Question

Consider two isosceles prisms 1 and 2 with prism angles $A_1$ and $A_2$ and refractive indices $n_1$ and $n_2$, respectively, as shown in the figure. The faces $a_1b_1$ and $a_2b_2$ are parallel to each other and perpendicular to the mirror $M$. If a ray of light is incident on the face $a_1c_1$ and emerges from the face $a_2c_2$, then the correct statement(s) is/are:

• A. If both the prisms are at minimum deviation condition, then $\frac{n_2}{n_1} = \sin \left( \frac{A_1}{2} \right) / \sin \left( \frac{A_2}{2} \right)$.
• B. If prism 2 is at minimum deviation condition, then $\sin i_1 = n_2 \sin \left( \frac{A_2}{2} \right)$ is always true.
• C. If both the prisms 1 and 2 are thin and are at minimum deviation condition with angles of deviation $\delta_{m1}$ and $\delta_{m2}$, respectively, then $\theta = \frac{\delta_{m1}}{2(n_1-1)} + \frac{\delta_{m2}}{2(n_2-1)}$.
• D. If prism 1 is at minimum deviation condition, then $\sin i_2 = n_1 \sin \left( \frac{A_1}{2} \right)$ is always true.

Hint:

In optics problems with mirrors and multiple prisms, track the angle of the ray relative to the normals of parallel faces. Symmetry often reduces complex trigonometric equations to simple equalities.

Answer 1

The Correct Option is A

Step 1: Understanding the Question:
The setup involves two prisms separated by a mirror. Because faces $a_1b_1$ and $a_2b_2$ are parallel and perpendicular to the mirror, the geometry of reflection implies that the angle of emergence from prism 1 ($e_1$) is equal to the angle of incidence on prism 2 ($i_2$).
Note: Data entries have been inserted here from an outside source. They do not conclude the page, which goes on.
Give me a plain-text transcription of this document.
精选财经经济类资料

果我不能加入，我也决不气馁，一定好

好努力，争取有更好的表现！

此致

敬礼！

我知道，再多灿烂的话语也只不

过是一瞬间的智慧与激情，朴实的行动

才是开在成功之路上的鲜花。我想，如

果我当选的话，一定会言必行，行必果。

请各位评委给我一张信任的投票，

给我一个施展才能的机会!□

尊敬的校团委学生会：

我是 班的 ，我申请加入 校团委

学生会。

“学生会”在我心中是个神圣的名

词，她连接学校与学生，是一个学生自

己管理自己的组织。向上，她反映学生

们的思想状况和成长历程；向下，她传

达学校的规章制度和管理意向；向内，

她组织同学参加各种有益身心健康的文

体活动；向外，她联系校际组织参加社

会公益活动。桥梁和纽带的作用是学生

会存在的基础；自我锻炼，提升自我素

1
Step 2: Key Formula or Approach:

• Snell's Law at prism interfaces.

• Minimum deviation condition: $r = A/2$ and $i = e$.

• Relation from reflection: $i_2 = e_1$ (due to symmetry of parallel faces and perpendicular mirror).

Step 3: Detailed Explanation:

• Checking (A) and (D): If prism 1 is at minimum deviation, then $\sin i_1 = \sin e_1 = n_1 \sin(A_1/2)$. Since $i_2 = e_1$, we have $\sin i_2 = n_1 \sin(A_1/2)$. Thus (D) is correct.
If prism 2 is also at minimum deviation, $\sin i_2 = n_2 \sin(A_2/2)$.
Equating both: $n_1 \sin(A_1/2) = n_2 \sin(A_2/2) \implies \frac{n_2}{n_1} = \sin(A_1/2) / \sin(A_2/2)$. Thus (A) is correct.

• Checking (C): For thin prisms, $\delta_m = (n-1)A \implies A = \frac{\delta_m}{n-1}$. The angle $\theta$ in the figure is the angle between the two normals or the combined wedge angle. From geometry, $\theta = \frac{A_1}{2} + \frac{A_2}{2}$.
Substituting $A_1$ and $A_2$: $\theta = \frac{\delta_{m1}}{2(n_1-1)} + \frac{\delta_{m2}}{2(n_2-1)}$. Thus (C) is correct.

Step 4: Final Answer:
The correct statements are (A), (C), and (D).